Созерцать его долгое время он был не в силах.
– Я знаю, что вы скоро женитесь, Ваше Величество, – улыбнулся Верховный, чуть поклонившись, – и я приготовил вам подарок.
Тэмен поднял левую бровь, а затем опустил взгляд на золотое кольцо с большим чёрным камнем, лежавшее в раскрытой ладони Главы Культа. Узурпатор взял кольцо и покрутил его в пальцах. Свет из камеры с Сердцем заставлял сиять его золотую поверхность ярким мерцающим светом, напоминая блики на водной глади, но сам камень был чёрен и, как показалось Тэмену, питался этим мерцающим светом, поглощая его без остатка.
– Это кольцо когда-то принадлежало вашему отцу и передавалось по линии правителей Города. Я хранил его для особой даты, и сейчас, как мне кажется, этот день наступил. Оно позволяет сливаться с сознанием Бьёрнвейга. Стоит вам подумать об этом… и… в общем, вы сами можете попробовать.
Старик замер в ожидании. Тэмен в нерешительности покрутил кольцо в пальцах.
– Наденьте, – произнёс Верховный, сделав приглашающий знак.
Йомера вздохнул и надел кольцо на указательный палец. Ничего не произошло.
– А теперь подумайте о драконе.
Тэмен закрыл глаза и представил себе Бьёрнвейга. В ту же секунду его взор перенёсся через здание, во внутренний двор замка, где у ног Майло лежал дракон. Было непривычно смотреть через его вытянутые зрачки. Тэмен захотел повернуть голову и встретился с сознанием чудовища. Огромным тёмным сгустком, находившимся где-то сзади и над ним. Но сознание монстра подчинилось, и голова дракона повернулась к девушке. Она посмотрела на него, оторвавшись от книги.
– Что ты хочешь, тёмное создание? – спросила Майло испуганно.
Тэмен захотел что-то сказать, но испугался, что может нанести ей вред, раскрыв пасть. Чёрный сгусток над ним засмеялся его испугу, и Тэмену стало неловко и обидно. Рассердившись, он отвернул голову от девушки и мысленно приказал сознанию дракона лететь. Чудовище повиновалось и стало подниматься с земли. Йомера буквально почувствовал, как расправляет свои металлические крылья грозный монстр. Один взмах – и вот он уже парит над замком, другой взмах – и он приземляется возле Храма Сердца.

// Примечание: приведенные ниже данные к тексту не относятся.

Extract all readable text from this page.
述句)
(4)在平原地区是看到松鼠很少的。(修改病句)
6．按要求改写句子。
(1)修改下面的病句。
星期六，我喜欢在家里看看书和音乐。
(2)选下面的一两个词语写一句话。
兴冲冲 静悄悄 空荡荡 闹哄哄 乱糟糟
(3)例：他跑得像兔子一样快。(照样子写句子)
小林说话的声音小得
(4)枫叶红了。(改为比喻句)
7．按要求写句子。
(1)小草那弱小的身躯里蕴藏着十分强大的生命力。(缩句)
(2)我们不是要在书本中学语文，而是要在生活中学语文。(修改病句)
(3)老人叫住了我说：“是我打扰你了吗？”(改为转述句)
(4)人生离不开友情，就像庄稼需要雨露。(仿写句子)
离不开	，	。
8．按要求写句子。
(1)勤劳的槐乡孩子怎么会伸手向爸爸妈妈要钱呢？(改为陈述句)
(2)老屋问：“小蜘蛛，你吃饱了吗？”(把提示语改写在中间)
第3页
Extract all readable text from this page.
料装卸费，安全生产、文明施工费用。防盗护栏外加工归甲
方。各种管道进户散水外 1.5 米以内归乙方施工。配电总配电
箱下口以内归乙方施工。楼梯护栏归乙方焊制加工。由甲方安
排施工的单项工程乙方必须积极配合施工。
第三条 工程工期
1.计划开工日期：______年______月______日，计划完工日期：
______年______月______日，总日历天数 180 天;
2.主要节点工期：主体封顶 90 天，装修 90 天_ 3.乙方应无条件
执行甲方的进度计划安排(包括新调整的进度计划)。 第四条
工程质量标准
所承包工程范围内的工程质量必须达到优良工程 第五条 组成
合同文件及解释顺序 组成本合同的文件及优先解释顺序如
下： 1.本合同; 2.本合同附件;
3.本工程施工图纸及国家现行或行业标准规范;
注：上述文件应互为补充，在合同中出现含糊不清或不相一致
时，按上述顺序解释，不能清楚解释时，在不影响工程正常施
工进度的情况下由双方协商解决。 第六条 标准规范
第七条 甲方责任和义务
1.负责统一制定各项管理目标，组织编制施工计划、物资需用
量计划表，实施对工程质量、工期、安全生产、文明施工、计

Рука Тэмена сняла кольцо с пальца. Он тяжело дышал, сердце его колотилось так, словно готово было выпрыгнуть из груди. Верховный стоял рядом и улыбался, поддерживая левой рукой Узурпатора.
– Ничего, ничего, привыкнете, – улыбался старик.
Йомера посмотрел на него ошалевшим взглядом и, шатаясь, поплёлся к дверям с изображением матери и отца. Открыв створку, он вышел и увидел в конце зала, за широкими витражными окнами, силуэт дракона, стоявшего во внутреннем дворе Храма.
– Не правда ли, удивительное впечатление? – раздался за его спиной голос старика.
– Да-а-а… – протянул Йомера, пытаясь справиться с лёгким головокружением, – получается, что вы могли делать это всё это время?
– Нет, – ответил Верховный, поравнявшись с Узурпатором, – только тот, кому подчиняется дракон, может использовать кольцо.
– Иногда мне кажется, что он не подчиняется никому, – ухмыльнулся Тэмен, пряча кольцо во внутренний карман куртки. – Благодарю, вы смогли меня удивить. А это ценно для человека, у которого всё есть. И это, не говоря о ваших сегодняшних успехах. Вы всё молчите, но я в курсе, как был разоблачён очередной заговор этого «Свободного Города». Я рад, что удалось остановить эту массированную атаку на Культ и на верфи. Хотя, признаюсь, меня очень волнует, что террористы так активизировались. Надеюсь, в ближайшем будущем нам удастся уничтожить их в зародыше. Ваш новый мальчик на побегушках…
– Париц, – подсказал Верховный.
– Да, Париц, достойная замена нашему дорогому герцогу.
– Стараюсь, – поклонился старик, – это мой долг и моя радость – угождать вам, Ваше Величество.
Тэмен поморщился и двинулся гулкими шагами через зал к выходу во внутренний двор. Верховный проводил его долгим взглядом и повернулся как раз в тот момент, когда тяжёлая дверь за его спиной открылась и вновь показался Париц. Он держал в руках свежий отчёт и тут же вручил его Главе Культа. Старик достал из кармана робы пенсне и, нахмурившись, прочитал аккуратно выведенный текст.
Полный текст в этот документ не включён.